Making even modest changes to landing pages can be the quickest and easiest way to increase online response rates and decrease cost per lead, yet in more cases than not, far more attention, scrutiny, and investment is dedicated to the front end of demand generation campaigns.

Case in point: not long ago, CDI was asked to design a direct mail campaign for a B2B client whose goal was driving prospects to download a free trial version of their software product. The destination page for the campaign was a free trial request form linked from the client’s Web site. There were two main problems with the existing page:

1. It looked like the rest of the corporate Web site – an attractive site, to be sure – but nothing that would continue the look and feel and creative theme that we were developing for the direct mail campaign;

2. The multi-step registration process was complex and onerous, and the copy on the request page was very passive, even bureaucratic, almost as if the client assumed that anyone arriving at the form was so thoroughly motivated to complete the process that he or she needed no further encouragement. (Prospects that seek out corporate Web sites are typically more qualified, so in the original context, this tone might have been OK, but in the context of a demand generation campaign, it was woefully inadequate.)

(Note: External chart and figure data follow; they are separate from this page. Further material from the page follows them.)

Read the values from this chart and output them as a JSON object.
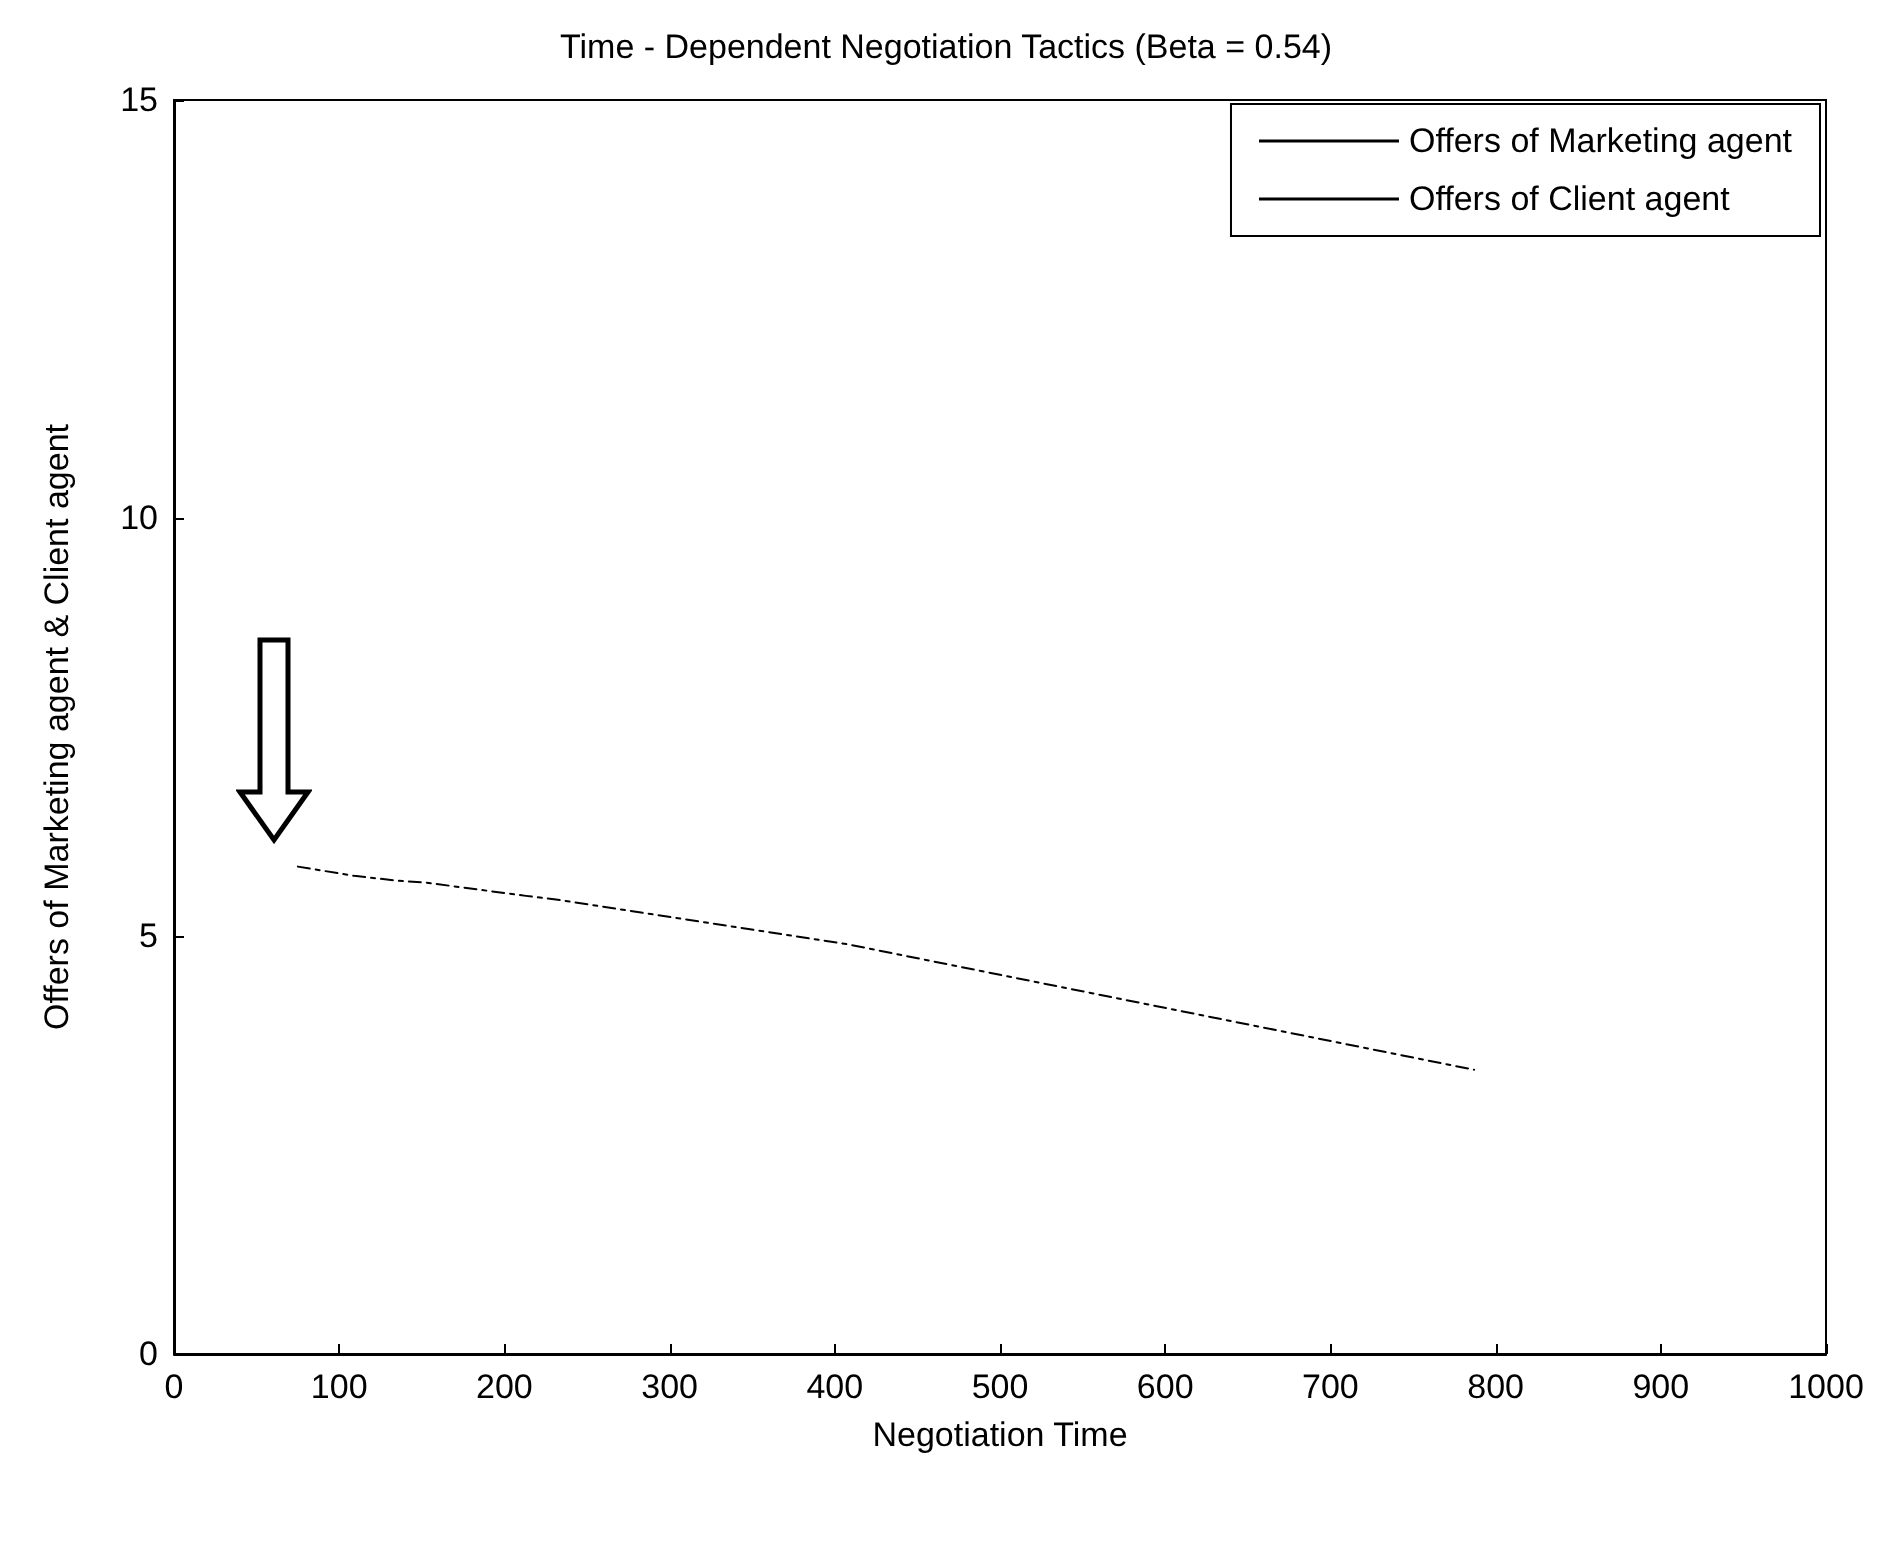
{
  "chart_data": {
    "type": "line",
    "title": "Time - Dependent Negotiation Tactics (Beta = 0.54)",
    "xlabel": "Negotiation Time",
    "ylabel": "Offers of Marketing agent & Client agent",
    "series": [
      {
        "name": "Offers of Marketing agent",
        "color": "#000000",
        "line_style": "dashed",
        "x": [
          75,
          109,
          136,
          152,
          213,
          230,
          408,
          787
        ],
        "values": [
          5.83,
          5.72,
          5.66,
          5.64,
          5.48,
          5.44,
          4.9,
          3.4
        ]
      },
      {
        "name": "Offers of Client agent",
        "color": "#000000",
        "line_style": "solid"
      }
    ],
    "xlim": [
      0,
      1000
    ],
    "xticks": [
      0,
      100,
      200,
      300,
      400,
      500,
      600,
      700,
      800,
      900,
      1000
    ],
    "ylim": [
      0,
      15
    ],
    "yticks": [
      0,
      5,
      10,
      15
    ],
    "legend": "top right",
    "marker": "none"
  }
}
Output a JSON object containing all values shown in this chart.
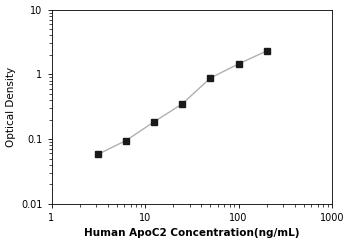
{
  "x": [
    3.125,
    6.25,
    12.5,
    25,
    50,
    100,
    200
  ],
  "y": [
    0.058,
    0.095,
    0.185,
    0.35,
    0.88,
    1.45,
    2.3
  ],
  "xlabel": "Human ApoC2 Concentration(ng/mL)",
  "ylabel": "Optical Density",
  "xlim": [
    1,
    1000
  ],
  "ylim": [
    0.01,
    10
  ],
  "xticks": [
    1,
    10,
    100,
    1000
  ],
  "yticks": [
    0.01,
    0.1,
    1,
    10
  ],
  "line_color": "#b0b0b0",
  "marker_color": "#1a1a1a",
  "marker": "s",
  "markersize": 4,
  "linewidth": 1.0,
  "xlabel_fontsize": 7.5,
  "ylabel_fontsize": 7.5,
  "tick_fontsize": 7,
  "xlabel_fontweight": "bold",
  "figure_bg": "#ffffff"
}
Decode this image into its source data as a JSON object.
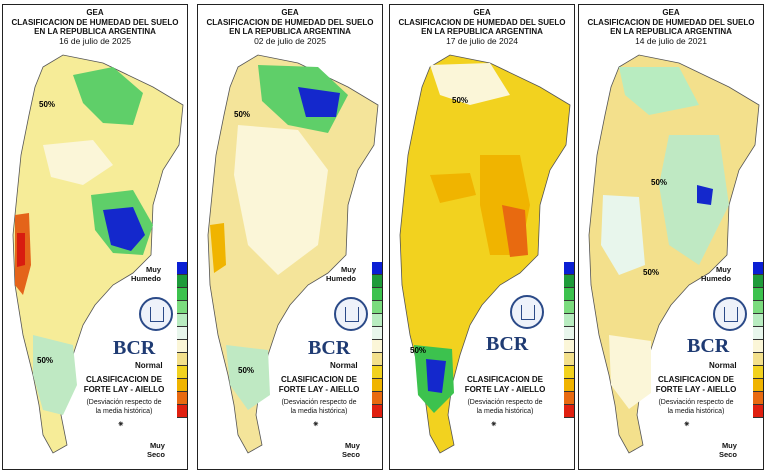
{
  "title": {
    "line1": "GEA",
    "line2": "CLASIFICACION DE HUMEDAD DEL SUELO",
    "line3": "EN LA REPUBLICA ARGENTINA"
  },
  "panels": [
    {
      "date": "16 de julio de 2025"
    },
    {
      "date": "02 de julio de 2025"
    },
    {
      "date": "17 de julio de 2024"
    },
    {
      "date": "14 de julio de 2021"
    }
  ],
  "legend": {
    "top_label_1": "Muy",
    "top_label_2": "Humedo",
    "normal_label": "Normal",
    "bottom_label_1": "Muy",
    "bottom_label_2": "Seco",
    "colors": [
      "#0a1fd4",
      "#1e9b3a",
      "#3cc24e",
      "#7bdc7e",
      "#b8ecc0",
      "#e8f6ec",
      "#fbf6d8",
      "#f3e08c",
      "#f2d21f",
      "#f0b400",
      "#e86a10",
      "#e02010"
    ]
  },
  "branding": {
    "logo_text": "BCR",
    "classification_line1": "CLASIFICACION DE",
    "classification_line2": "FORTE LAY - AIELLO",
    "deviation_line1": "(Desviación respecto de",
    "deviation_line2": "la media histórica)"
  },
  "contour_label": "50%"
}
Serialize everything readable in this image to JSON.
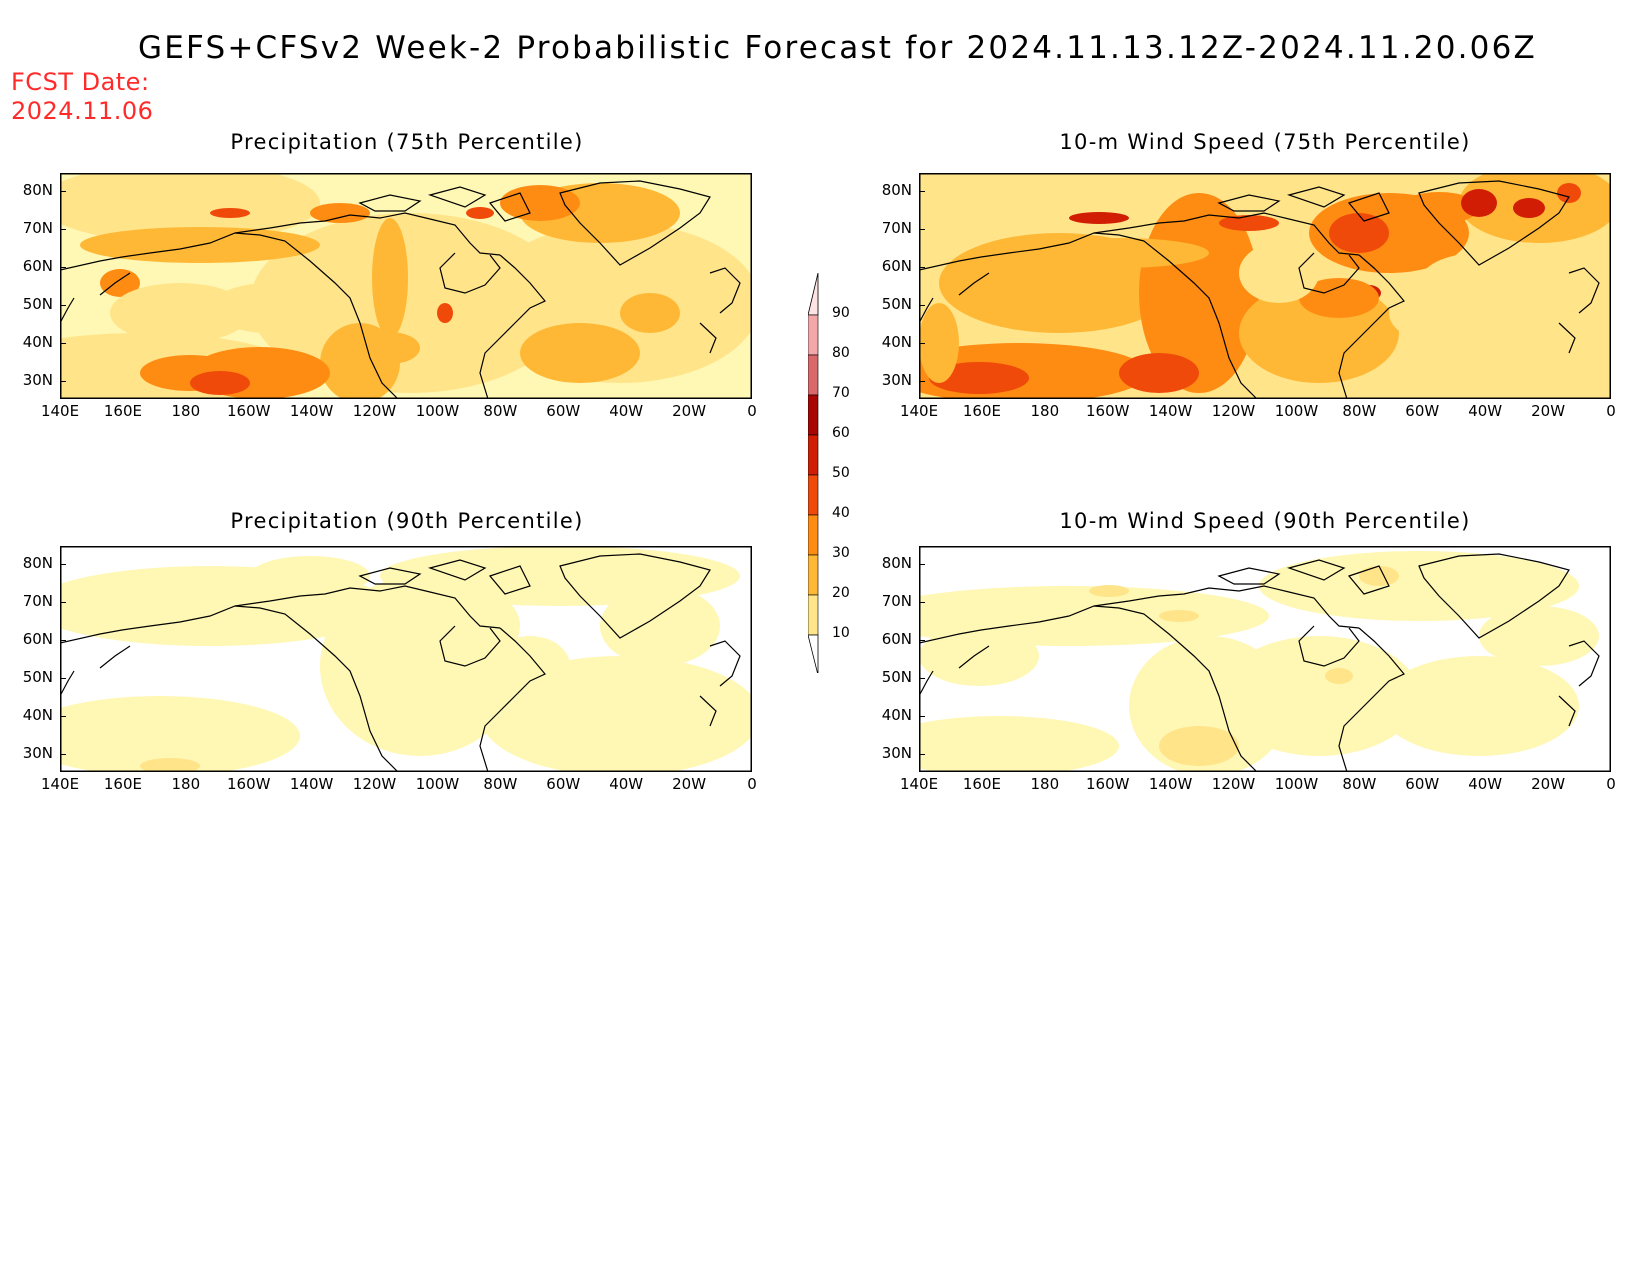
{
  "title": "GEFS+CFSv2 Week-2 Probabilistic Forecast for 2024.11.13.12Z-2024.11.20.06Z",
  "fcst_label": "FCST Date:",
  "fcst_date": "2024.11.06",
  "lat_ticks": [
    "80N",
    "70N",
    "60N",
    "50N",
    "40N",
    "30N"
  ],
  "lon_ticks": [
    "140E",
    "160E",
    "180",
    "160W",
    "140W",
    "120W",
    "100W",
    "80W",
    "60W",
    "40W",
    "20W",
    "0"
  ],
  "panels": [
    {
      "title": "Precipitation (75th Percentile)"
    },
    {
      "title": "10-m Wind Speed (75th Percentile)"
    },
    {
      "title": "Precipitation (90th Percentile)"
    },
    {
      "title": "10-m Wind Speed (90th Percentile)"
    }
  ],
  "colorbar": {
    "labels": [
      "90",
      "80",
      "70",
      "60",
      "50",
      "40",
      "30",
      "20",
      "10"
    ],
    "levels": [
      10,
      20,
      30,
      40,
      50,
      60,
      70,
      80,
      90
    ],
    "colors": [
      "#fff7b4",
      "#ffe48a",
      "#ffb836",
      "#ff8c12",
      "#f04a0a",
      "#d21d05",
      "#a80505",
      "#d9686a",
      "#f3a7a9",
      "#fde3e4"
    ]
  }
}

This should be the point at which I regale you with the elegant, action-oriented re-design that CDI implemented, and the astonishing increase in conversion rates that we achieved.

Alas, no.

Turns out the trial page was off limits. One, it was owned by the Web team, a separate fiefdom. And secondly, conversion rates were OK (see comment above re: corporate Web sites), so why incur the additional expense?

Judging from what I’ve been reading in Marketing Sherpa’s recently released “2008 Landing Page Handbook,” this attitude is fairly common. People just don’t care about landing pages. According to the handbook, for example, only 16% of landing pages are free of navigation bars. 43% of paid search (SEM) campaigns don’t even use a landing page, instead driving prospects to the advertiser’s home page. Unbelievable.

As Marketing Sherpa puts it, “the landing page is the least considered element of the campaign.”

When it comes to landing pages, even simple changes can make dramatic differences. Removing those navigation bars, for example. Using design elements and copy consistent with the ad, the e-mail, or the direct mail campaign that the prospect was reading just seconds earlier. Getting rid of those extraneous links. (Marketing Sherpa: “Every link on your landing page that doesn’t result in conversion will decrease response.”)

The handbook says that the average conversion (click-to-lead) rate for a B2B paid search campaign is 4.5%. Let’s say you tweak your landing page a little and increase that rate to 5.0%. Congratulations: you just increased the ROI on your search campaign by 11%.

At $497, the Marketing Sherpa handbook is not an impulse purchase, but there’s so much information here (273 pages in all), you could add the expense to your next demand gen campaign and recoup your investment almost instantly just by following a mere handful of the tips, techniques and ideas included.

Possibly the best $497 you’ll spend this quarter.